To create an efficient and flexible supply chain, the Materials Services team must act with foresight. Digitalization and transparent data handling make this possible. "In practice, this means that our experts look at different factors, for example, the weather or traffic jams. However, they also look at changes in demand or supply availability, and see whether we can shorten transport routes or the length of time spent in warehouses," explains Ilse Henne, CTO thyssenkrupp Materials Services. "And we do this before problems arise in the first place." The result is the "data replaces tons" approach, which means an efficiently designed use of goods, the avoidance of material waste as well as empty runs. Thus, creating a supply chain that is sustainable, flexible, and customer-oriented
Digitization in practice
But what do terms like digitization or data transparency mean in this context? "We want to digitize the supply chains in places and work with data where it really makes sense - for us and for our customers," explains Henne. To achieve this, the experts are working on two fronts:
Internal processes: "In order to digitize our internal processes, we first have to develop binding standards and establish the automation of processes in the long term," says Ilse Henne. This process requires not only specific technological solutions and tools, but also the unconditional will to change.
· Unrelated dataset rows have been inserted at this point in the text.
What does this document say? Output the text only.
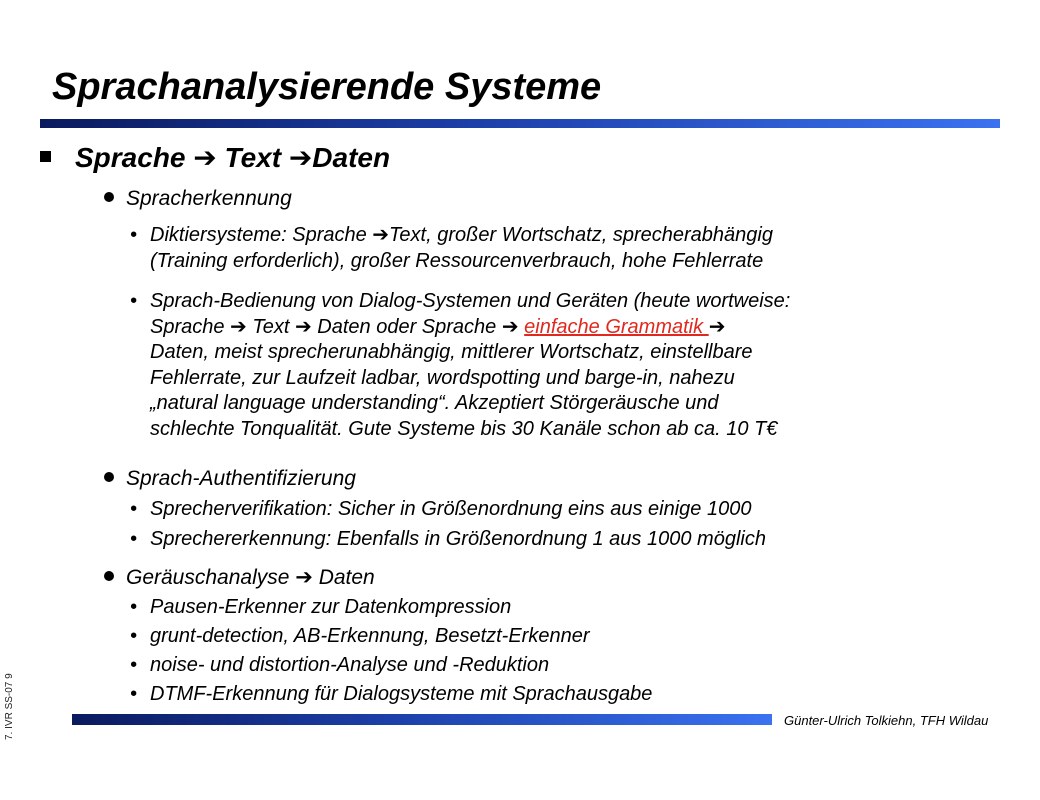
Sprachanalysierende Systeme
Sprache ➔ Text ➔Daten
Spracherkennung
• Diktiersysteme: Sprache ➔Text, großer Wortschatz, sprecherabhängig
(Training erforderlich), großer Ressourcenverbrauch, hohe Fehlerrate
• Sprach-Bedienung von Dialog-Systemen und Geräten (heute wortweise:
Sprache ➔ Text ➔ Daten oder Sprache ➔ einfache Grammatik ➔
Daten, meist sprecherunabhängig, mittlerer Wortschatz, einstellbare
Fehlerrate, zur Laufzeit ladbar, wordspotting und barge-in, nahezu
„natural language understanding“. Akzeptiert Störgeräusche und
schlechte Tonqualität. Gute Systeme bis 30 Kanäle schon ab ca. 10 T€
Sprach-Authentifizierung
• Sprecherverifikation: Sicher in Größenordnung eins aus einige 1000
• Sprechererkennung: Ebenfalls in Größenordnung 1 aus 1000 möglich
Geräuschanalyse ➔ Daten
• Pausen-Erkenner zur Datenkompression
• grunt-detection, AB-Erkennung, Besetzt-Erkenner
• noise- und distortion-Analyse und -Reduktion
• DTMF-Erkennung für Dialogsysteme mit Sprachausgabe
Günter-Ulrich Tolkiehn, TFH Wildau
7. IVR SS-07 9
Connecting with customers: "In the digitization of interfaces, our data is linked with data from customers and data from third parties. This creates a new intelligence that optimizes supply chain performance," Henne explains. Such links allow potential problems to be identified early, solutions to be found and initiated before a problem arises, and processes are disrupted.
"Pacemaker" demonstrates what this can look like in practice. In the automotive industry, the AI solution from thyssenkrupp Materials Services helps to avoid incorrect deliveries. It reduces inventory and storage costs as well as the number of transports. Smoothly running supply chains are therefore not only advantageous because they are cost-efficient. They are also better for the environment precisely because of their flexibility. "Less material waste and lower emissions are our biggest levers for becoming greener and meeting our environmental responsibilities," explains Ilse Henne, CTO thyssenkrupp Materials Services. Moreover, there's another advantage: Because materials can be made available in the correct quantity and at the right time in the right place, digitally managed supply chains are highly customer-focused.